L’incontro di una mamma con il suo figlio a lungo atteso e sognato.
Questo articolo è una piccola perla: una pagina di diario di una mamma che va in Colombia per adottare un bambino. E’ un ricordo commosso e tenero. Il bambino, ora, è un simpaticissimo alunno della scuola FMA di Melzo.
Eccoci, dopo una lunghissima notte insonne, dopo giorni trascorsi a far giocare gli altri bambini del nostro residence sperando che le ore passassero in fretta, dopo mesi passati ad immaginarti e sognarti, siamo in un’aula dell’ICBF (il tribunale dei minori colombiano), due avvocati ci stanno spiegando tutta la trafila burocratica che dovremo affrontare dopo l’incontro con te… ma chi se ne frega in questo momento di sentenze, tribunali, atti e procure, non riesco a stare seduta, decido di alzarmi e inizio a preparare i palloncini e il gioco che ti abbiamo portato. Ad un tratto Olga, il nostro avvocato, si alza, indica la porta e ci dice: “Aspettate qui, sta arrivando”.
Aspettate qui? Ma è impazzita? Io non riesco più ad aspettarti! La seguo e ti vedo arrivare accompagnato dalla tua psicologa e dalla tua assistente sociale. Ma quanto sei bello?
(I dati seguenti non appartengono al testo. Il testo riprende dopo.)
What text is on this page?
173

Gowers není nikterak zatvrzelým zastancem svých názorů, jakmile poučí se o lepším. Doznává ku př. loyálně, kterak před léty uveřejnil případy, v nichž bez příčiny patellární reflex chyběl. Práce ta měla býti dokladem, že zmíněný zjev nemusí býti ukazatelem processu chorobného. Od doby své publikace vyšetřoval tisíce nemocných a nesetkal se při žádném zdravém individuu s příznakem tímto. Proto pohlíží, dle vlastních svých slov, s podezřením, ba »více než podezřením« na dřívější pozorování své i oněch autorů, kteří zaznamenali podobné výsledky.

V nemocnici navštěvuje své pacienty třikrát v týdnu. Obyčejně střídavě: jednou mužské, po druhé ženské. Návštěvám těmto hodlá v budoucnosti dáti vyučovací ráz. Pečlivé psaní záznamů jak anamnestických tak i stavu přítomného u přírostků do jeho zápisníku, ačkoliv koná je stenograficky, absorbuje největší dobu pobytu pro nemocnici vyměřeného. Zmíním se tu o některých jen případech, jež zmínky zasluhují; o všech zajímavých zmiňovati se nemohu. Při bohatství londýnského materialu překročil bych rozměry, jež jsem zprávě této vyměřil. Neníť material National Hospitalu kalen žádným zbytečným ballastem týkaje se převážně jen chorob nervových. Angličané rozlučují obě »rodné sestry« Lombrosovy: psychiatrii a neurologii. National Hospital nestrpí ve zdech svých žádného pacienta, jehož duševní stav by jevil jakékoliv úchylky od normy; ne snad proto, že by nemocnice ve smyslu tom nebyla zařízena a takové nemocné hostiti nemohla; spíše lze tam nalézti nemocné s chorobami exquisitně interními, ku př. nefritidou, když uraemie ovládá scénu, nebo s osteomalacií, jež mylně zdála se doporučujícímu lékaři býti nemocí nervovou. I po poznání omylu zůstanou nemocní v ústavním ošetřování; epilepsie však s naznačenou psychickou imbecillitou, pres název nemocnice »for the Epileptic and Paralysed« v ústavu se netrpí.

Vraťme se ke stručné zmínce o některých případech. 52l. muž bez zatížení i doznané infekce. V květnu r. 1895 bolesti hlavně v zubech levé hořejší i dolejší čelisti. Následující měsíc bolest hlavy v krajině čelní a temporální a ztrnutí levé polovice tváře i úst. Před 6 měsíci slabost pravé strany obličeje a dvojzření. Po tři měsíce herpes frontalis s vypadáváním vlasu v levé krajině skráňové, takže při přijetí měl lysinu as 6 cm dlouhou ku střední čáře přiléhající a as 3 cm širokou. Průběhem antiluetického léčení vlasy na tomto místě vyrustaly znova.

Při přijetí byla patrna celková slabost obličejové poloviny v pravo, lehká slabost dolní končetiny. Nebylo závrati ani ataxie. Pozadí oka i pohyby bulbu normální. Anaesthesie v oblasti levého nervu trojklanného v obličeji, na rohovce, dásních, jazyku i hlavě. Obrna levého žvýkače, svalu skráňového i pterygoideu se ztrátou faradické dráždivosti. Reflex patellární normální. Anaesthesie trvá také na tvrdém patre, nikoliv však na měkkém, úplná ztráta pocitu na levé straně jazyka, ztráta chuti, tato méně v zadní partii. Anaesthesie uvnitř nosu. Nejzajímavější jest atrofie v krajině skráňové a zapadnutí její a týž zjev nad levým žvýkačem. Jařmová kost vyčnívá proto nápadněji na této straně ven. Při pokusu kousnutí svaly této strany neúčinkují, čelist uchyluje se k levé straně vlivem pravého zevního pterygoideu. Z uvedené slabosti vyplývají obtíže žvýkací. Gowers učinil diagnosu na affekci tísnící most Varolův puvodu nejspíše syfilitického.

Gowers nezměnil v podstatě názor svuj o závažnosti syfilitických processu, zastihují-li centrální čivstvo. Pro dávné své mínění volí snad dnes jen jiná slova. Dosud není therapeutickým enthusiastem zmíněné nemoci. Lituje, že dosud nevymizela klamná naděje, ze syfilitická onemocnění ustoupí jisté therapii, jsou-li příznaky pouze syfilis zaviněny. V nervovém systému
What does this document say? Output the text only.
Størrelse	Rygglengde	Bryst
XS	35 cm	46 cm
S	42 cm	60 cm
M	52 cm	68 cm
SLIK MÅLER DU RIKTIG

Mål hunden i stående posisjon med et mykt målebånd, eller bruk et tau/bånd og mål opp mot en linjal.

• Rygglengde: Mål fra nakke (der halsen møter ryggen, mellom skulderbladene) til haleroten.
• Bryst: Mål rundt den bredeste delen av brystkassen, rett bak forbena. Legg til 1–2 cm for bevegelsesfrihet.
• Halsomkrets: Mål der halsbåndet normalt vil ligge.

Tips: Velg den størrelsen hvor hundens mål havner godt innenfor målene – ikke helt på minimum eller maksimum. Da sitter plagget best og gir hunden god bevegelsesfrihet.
Gli occhi impauriti, l’espressione di chi non capisce cosa gli stia succedendo, mi vedi, mi guardi, mi sorridi e mi dici recitando a memoria: “Hola mama yo soy Pedro” e poi, dimenticando tutto quello che ti avevano insegnato e che dovevi fare in questo momento, corri verso il gioco ed i palloncini, mi guardi ancora e con lo sguardo da furbetto aggiungi: “Ehi mama jugamos?”. In tutti i corsi ci avevano detto di non illuderci, ci avresti chiamati “mamma e papà” solo perché qualcuno ti aveva detto di chiamarci così, tu non sapevi nemmeno cosa fossero una mamma ed un papà, adesso mi chiedo se psicologi ed operatori del settore abbiano mai vissuto in prima persona questo momento.
Ti guardo e penso che non mi appartieni e non lo dico solo perché non ti ho portato nella pancia. Ma sono impazzita?
Ti ho aspettato per tanti anni, ho pianto appena rientrata in casa dopo ogni annuncio di gravidanza di amiche, colleghe o parenti, ho vissuto con un nodo in gola ogni visita nel reparto maternità ed ho partecipato con il cuore triste a tutti i battesimi mentre tu non c’eri e ora il primo pensiero è “Non mi appartiene”.Continuo a darmi della pazza ma mentre ti guardo giocare non riesco a non pensare che appartieni ad un Altro, che appartieni a Colui che ho incolpato perché la vita non andava come volevo io, a Colui contro cui ho urlato, pianto e accusato di avermi lasciata sola, a Colui che mi ha fatto incontrare una persona che mi ha detto: “Oggi Dio non ci parla più da un roveto ardente, hai mai pensato che forse da te, se non ti da un figlio di pancia, vuole altro? Perchè ti vuoi male e distruggi il tuo matrimonio volendo la pancia a tutti i costi?”.Ed è da quel momento che sono cambiata, che ho iniziato a guardare in maniera diversa la stessa realtà di prima, a chiamare Grazia quella che all’inizio consideravo una disgrazia, sì Grazia perché mi ha permesso di rincontrarLo, di rincontrare il papà e di incontrare te oggi.